La créativité n’est pas un rejet des objectifs restrictifs d’un devoir pour faire ce que je veux faire mais plutôt une acceptation des limitations pour trouver la solution personnelle dans le cadre de ses restrictions. Orson Wells aurait dit : « Le plus grand ennemi de l’art est l’absence de limites ». Je pense qu’il voulait dire que, sans certaines restrictions, vous n’aurez pas à penser, à résoudre des problèmes ou à sortir de vous-même, mais plutôt à utiliser les mêmes vieux trucs que vous avez développés et utilisés encore et encore. Les restrictions ou les limitations vous poussent à vous dépasser.
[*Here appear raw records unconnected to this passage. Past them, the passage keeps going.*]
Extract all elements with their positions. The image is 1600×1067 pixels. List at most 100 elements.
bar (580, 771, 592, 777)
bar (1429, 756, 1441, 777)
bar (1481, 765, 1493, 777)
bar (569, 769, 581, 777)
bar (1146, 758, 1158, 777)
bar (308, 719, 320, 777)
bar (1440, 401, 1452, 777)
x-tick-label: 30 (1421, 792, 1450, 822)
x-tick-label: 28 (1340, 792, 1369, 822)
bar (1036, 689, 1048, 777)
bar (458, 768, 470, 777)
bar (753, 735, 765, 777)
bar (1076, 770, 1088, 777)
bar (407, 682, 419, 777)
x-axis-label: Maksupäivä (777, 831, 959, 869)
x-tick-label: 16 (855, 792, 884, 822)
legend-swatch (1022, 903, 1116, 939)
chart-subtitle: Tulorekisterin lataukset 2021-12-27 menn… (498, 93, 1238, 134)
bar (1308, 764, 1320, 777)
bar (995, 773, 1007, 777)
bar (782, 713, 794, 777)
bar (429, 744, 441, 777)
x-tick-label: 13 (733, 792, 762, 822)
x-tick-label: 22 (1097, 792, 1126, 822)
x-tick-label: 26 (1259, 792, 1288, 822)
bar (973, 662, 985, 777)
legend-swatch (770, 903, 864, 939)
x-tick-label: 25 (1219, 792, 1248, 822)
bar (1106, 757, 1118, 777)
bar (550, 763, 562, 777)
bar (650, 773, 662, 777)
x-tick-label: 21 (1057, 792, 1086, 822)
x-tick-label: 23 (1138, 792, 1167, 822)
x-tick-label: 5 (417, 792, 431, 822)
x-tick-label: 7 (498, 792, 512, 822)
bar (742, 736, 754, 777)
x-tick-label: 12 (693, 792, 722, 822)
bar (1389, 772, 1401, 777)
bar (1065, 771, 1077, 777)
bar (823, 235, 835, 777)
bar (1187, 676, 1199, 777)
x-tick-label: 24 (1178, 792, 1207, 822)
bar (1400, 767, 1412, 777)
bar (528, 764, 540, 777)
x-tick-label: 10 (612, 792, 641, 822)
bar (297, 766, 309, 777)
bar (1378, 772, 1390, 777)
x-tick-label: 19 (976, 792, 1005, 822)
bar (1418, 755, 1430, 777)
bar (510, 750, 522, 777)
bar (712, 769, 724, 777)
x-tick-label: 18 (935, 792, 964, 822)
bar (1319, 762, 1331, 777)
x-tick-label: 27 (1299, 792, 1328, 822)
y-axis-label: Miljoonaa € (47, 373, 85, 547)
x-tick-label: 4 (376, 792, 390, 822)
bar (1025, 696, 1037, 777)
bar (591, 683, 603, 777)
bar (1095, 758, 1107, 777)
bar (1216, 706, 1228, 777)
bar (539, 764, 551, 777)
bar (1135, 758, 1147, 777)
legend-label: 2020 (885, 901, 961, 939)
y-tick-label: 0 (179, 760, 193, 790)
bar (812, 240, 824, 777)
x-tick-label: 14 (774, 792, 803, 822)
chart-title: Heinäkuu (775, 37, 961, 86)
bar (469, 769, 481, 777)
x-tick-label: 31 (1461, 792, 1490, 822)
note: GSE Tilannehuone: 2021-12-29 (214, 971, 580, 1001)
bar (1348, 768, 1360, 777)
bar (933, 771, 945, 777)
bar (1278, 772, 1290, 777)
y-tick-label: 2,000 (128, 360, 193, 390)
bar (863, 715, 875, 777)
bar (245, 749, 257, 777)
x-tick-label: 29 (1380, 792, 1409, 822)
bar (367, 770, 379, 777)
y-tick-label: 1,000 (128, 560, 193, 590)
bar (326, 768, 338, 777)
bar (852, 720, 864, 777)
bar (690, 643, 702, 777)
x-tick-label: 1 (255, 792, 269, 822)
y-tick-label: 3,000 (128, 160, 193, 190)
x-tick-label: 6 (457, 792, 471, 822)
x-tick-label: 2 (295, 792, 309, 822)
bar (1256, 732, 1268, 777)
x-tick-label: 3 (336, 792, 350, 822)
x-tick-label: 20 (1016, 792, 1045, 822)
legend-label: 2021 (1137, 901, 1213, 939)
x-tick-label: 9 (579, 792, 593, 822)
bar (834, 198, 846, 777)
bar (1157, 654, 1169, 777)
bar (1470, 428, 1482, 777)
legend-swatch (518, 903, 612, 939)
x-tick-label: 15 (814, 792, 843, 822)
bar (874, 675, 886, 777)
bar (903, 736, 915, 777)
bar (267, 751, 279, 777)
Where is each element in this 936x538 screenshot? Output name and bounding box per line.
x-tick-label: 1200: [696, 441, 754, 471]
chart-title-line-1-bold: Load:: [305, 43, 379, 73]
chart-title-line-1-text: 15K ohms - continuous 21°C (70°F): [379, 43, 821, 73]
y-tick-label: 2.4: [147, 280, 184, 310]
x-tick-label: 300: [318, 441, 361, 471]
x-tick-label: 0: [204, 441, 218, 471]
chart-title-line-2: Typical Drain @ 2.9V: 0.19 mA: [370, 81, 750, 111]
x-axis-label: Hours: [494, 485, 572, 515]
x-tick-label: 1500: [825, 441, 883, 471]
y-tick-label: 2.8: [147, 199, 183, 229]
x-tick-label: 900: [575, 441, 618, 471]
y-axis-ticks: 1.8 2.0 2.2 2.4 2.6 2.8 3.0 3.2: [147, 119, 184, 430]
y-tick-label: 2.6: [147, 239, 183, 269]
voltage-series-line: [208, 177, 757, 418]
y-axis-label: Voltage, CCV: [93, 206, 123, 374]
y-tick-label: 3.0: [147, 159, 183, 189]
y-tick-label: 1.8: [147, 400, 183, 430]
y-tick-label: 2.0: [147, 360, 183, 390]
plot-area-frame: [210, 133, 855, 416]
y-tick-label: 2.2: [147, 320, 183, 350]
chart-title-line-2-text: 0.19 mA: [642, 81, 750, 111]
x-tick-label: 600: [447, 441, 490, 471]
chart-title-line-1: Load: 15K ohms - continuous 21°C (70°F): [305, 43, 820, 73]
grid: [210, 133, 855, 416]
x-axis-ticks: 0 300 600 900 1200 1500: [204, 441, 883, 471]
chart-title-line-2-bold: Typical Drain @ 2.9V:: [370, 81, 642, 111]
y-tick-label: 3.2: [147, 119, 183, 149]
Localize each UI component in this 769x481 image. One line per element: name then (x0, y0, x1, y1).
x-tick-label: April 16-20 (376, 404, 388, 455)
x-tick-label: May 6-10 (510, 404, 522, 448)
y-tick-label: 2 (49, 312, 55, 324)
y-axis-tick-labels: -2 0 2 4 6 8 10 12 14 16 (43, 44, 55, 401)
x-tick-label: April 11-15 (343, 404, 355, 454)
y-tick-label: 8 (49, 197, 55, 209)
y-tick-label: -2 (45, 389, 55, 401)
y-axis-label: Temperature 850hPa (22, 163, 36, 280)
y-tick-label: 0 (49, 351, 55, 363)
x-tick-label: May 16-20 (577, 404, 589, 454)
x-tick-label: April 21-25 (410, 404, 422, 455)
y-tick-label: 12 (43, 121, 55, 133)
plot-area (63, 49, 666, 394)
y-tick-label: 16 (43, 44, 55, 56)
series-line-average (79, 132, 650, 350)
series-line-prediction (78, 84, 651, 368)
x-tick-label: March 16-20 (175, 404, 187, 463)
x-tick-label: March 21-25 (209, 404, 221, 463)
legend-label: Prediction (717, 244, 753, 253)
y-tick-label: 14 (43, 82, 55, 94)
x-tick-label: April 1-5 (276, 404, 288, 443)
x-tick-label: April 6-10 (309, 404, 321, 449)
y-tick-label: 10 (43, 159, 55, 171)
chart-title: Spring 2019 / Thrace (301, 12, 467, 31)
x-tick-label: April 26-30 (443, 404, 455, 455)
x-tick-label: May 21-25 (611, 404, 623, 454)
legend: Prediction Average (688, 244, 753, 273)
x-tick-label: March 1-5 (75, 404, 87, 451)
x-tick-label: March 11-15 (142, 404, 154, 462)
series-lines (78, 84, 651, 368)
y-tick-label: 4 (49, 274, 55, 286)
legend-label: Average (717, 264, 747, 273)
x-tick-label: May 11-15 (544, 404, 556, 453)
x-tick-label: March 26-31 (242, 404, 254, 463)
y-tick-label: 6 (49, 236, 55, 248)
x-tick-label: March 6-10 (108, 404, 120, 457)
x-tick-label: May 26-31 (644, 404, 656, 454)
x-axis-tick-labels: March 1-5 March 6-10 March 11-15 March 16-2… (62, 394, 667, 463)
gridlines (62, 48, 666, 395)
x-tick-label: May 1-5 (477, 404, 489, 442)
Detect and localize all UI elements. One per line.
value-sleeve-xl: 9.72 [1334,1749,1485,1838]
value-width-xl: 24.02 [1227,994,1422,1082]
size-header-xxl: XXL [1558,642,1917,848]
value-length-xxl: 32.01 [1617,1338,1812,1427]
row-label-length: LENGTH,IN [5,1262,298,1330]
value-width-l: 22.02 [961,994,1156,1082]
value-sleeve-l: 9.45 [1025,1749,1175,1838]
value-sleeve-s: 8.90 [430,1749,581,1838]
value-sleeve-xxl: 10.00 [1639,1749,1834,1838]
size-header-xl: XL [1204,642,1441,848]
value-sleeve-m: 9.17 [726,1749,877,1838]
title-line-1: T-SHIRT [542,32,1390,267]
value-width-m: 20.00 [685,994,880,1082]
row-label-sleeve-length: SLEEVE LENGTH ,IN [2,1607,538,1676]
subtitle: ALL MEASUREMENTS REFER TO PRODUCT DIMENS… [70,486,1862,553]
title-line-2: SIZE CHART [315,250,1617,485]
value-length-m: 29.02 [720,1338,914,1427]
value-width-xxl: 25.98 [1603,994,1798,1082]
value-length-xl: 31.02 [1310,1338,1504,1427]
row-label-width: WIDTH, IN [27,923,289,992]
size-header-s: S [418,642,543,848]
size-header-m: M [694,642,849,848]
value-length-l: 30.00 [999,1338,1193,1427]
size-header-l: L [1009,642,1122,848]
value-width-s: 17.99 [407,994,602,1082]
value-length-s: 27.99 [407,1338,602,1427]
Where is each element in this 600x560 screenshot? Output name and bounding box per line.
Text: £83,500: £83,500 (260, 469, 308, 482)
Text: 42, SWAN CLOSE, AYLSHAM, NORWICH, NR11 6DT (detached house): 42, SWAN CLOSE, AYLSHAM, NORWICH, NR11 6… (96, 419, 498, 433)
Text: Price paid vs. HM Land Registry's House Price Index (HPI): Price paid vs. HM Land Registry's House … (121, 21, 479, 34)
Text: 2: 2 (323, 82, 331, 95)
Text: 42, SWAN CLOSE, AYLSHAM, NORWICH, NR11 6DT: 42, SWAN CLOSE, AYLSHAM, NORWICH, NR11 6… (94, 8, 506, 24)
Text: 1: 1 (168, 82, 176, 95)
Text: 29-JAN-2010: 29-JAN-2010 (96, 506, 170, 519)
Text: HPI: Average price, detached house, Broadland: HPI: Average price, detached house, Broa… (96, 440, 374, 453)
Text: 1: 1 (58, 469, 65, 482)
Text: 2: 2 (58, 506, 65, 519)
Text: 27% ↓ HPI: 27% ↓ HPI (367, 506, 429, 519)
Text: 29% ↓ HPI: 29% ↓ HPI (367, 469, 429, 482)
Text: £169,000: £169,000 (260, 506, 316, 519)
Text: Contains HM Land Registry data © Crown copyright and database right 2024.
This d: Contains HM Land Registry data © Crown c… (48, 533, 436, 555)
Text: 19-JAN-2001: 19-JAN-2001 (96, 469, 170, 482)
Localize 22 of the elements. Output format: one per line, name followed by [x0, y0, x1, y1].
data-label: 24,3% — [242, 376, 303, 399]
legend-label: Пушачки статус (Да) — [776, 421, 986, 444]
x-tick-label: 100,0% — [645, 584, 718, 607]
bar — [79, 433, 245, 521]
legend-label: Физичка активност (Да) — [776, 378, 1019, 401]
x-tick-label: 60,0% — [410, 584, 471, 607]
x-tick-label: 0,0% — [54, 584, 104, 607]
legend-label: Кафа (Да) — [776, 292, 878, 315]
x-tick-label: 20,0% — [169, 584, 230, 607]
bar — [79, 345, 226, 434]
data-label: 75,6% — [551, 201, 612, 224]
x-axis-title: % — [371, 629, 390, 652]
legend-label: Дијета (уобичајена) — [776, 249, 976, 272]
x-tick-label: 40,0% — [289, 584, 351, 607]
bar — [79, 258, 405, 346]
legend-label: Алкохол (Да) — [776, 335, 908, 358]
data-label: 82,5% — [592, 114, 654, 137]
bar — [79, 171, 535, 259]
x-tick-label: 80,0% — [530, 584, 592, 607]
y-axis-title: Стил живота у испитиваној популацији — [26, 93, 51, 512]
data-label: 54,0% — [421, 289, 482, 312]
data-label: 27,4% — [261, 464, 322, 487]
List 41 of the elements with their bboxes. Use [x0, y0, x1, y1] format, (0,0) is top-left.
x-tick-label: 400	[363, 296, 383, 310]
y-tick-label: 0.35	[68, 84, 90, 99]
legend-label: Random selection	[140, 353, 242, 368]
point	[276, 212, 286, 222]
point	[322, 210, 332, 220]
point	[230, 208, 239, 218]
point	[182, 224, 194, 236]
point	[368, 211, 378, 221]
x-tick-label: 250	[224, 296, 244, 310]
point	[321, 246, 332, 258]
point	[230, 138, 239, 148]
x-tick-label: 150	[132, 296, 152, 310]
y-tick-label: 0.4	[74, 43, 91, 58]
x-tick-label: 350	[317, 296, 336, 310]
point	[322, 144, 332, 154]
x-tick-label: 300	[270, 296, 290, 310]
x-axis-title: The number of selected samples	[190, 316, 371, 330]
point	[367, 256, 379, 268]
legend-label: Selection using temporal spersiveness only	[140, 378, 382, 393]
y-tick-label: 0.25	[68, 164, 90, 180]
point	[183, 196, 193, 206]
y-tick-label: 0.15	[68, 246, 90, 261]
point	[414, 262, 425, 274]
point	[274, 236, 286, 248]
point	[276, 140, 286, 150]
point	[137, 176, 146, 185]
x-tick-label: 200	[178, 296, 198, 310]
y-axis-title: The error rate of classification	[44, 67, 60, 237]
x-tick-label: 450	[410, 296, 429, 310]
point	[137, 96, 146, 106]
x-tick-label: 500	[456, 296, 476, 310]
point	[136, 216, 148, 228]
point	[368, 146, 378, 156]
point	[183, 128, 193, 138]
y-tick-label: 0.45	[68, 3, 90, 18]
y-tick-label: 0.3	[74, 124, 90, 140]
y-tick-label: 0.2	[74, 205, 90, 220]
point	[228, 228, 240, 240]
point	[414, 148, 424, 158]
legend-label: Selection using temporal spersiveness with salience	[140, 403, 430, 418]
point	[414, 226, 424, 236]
Ce sont les restrictions mêmes qui obligent une personne à être créative afin de résoudre le problème d’une manière unique et personnelle.
Wilson et Wilson (1976) ont indiqué que l’ennui est une condition nécessaire à la créativité. Ils expliquent que les personnes créatives deviennent créatives et s’engagent dans une activité créative pour échapper à l’ennui. J’ai eu l’occasion d’observer cela dans mon expérience d’enseignement de l’Advanced Placement Studio Art pendant plus de dix ans. Les étudiants choisissaient un thème ou une idée sur laquelle travailler et, après environ deux semaines, ils venaient me voir pour changer d’idée ou de thème. Je ne les laissais pas faire parce qu’ils en étaient arrivés au point où ils s’ennuyaient et ne voyaient pas d’issue. C’est à ce moment-là qu’ils devaient commencer à faire des choses à leur idée pour rester intéressés. C’est à ce moment-là qu’ils commençaient à devenir créatifs et que l’œuvre devenait riche. Historiquement, les artistes professionnels se sont imposés des restrictions afin de susciter ce type de comportement créatif et d’approfondir un domaine d’intérêt. L’un des artistes les plus connus de l’ère moderne est Monet et les meules de foin ou la cathédrale de Rouen. L’un de mes exemples préférés est celui de Stuart Davis, qui a réalisé une nature morte avec un gant en caoutchouc, un fer à repasser et un batteur à œufs. Il a travaillé avec ces trois objets chaque jour pendant un an (Rose 1975).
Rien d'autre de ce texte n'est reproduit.